Brokolili Soya Soslu Tavuk
  1. Azicik tavuk incecik ama incecik kesilir ve soya sosunda azicik bekletilir.
  2. Tavaya azicik yag konur, tavuklar tavaya konur ve nerdeyse pisene kadar karistirilir. Tavuklar incecik kiyildigi icin karistirma hareketi tavuklari ayirma amacina yonelik olmalidir. Tavuklar pistikten sonra baska bir kaba alinir.
  3. Tavaya ufakca kesilmis brokoliler eklenir. Brokoliler pisirilirken ara ara az su eklenir ki brokoliler kurumasin. Ilk su eklemeden once soya sosu konur. Aralikli karistirilir.

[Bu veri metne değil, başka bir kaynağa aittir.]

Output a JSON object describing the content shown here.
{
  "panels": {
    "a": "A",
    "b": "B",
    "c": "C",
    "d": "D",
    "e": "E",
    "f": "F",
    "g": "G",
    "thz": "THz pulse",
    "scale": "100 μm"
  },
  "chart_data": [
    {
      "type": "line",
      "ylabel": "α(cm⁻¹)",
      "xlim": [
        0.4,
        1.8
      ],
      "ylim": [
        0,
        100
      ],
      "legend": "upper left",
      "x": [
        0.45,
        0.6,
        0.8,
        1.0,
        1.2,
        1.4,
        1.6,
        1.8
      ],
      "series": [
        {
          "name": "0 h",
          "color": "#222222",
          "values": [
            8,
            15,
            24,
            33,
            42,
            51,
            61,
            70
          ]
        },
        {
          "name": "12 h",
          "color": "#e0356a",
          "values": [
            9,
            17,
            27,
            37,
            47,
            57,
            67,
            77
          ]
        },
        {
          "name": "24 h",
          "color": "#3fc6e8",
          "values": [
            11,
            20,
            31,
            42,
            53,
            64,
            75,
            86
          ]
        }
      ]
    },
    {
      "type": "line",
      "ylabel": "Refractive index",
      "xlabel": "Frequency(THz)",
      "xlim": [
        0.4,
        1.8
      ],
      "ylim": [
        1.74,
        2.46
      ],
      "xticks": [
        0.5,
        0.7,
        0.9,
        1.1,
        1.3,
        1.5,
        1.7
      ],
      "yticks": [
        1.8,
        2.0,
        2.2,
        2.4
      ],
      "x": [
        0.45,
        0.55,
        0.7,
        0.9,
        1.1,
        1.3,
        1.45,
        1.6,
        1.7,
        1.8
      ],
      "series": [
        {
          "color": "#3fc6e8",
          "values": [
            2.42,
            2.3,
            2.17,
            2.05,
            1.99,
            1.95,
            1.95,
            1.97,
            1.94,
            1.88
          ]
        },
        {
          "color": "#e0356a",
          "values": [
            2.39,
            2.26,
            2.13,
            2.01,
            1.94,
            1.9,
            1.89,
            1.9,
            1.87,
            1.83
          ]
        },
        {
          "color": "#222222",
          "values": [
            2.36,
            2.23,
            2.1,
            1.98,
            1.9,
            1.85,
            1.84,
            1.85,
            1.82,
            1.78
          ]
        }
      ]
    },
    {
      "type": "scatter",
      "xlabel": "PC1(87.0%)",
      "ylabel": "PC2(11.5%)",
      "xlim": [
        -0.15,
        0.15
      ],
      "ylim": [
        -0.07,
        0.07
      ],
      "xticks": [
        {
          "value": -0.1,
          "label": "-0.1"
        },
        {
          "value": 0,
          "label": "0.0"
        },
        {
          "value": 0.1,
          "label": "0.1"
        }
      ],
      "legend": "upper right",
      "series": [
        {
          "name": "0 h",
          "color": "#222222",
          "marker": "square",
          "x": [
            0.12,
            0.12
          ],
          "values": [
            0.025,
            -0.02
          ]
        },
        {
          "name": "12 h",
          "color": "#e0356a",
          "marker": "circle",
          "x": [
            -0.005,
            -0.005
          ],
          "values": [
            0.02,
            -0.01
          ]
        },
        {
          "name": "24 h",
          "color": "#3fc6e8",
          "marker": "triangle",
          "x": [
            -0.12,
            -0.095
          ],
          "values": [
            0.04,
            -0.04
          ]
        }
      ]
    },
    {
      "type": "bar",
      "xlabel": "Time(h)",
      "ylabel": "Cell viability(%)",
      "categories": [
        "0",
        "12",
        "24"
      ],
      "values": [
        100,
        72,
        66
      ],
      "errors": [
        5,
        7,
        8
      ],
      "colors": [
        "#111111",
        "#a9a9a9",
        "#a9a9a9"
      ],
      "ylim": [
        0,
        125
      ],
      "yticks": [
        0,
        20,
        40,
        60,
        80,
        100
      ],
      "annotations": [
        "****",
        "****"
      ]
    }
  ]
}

  4. Tavaya onceden pisirilmis tavuklar eklenir. Hep beraber pisirilir.
Evet, hepsi bu kadar. Ama benden inanilmaz farkli pisiriyor. Ben deli gibi yag, malzeme kullanirken o minimalist davraniyor. Ben genelde iki ogunluk pisirip hepsini bir ogunde yiyorum. O ise bana gore yarim ogunluk pisiriyor(ben hayatimda hic tek yumurta pisirmedim). Onun disinde genelde daha kibar pisiriyor. Ben her seyi tencereye atip hunharca pisirme yanlisiyim. Ama onun tekniklerini baya takdir ettim, en kisa zamanda deneyecegim.

11 Ekim 2008 Cumartesi

Yagmur baslar..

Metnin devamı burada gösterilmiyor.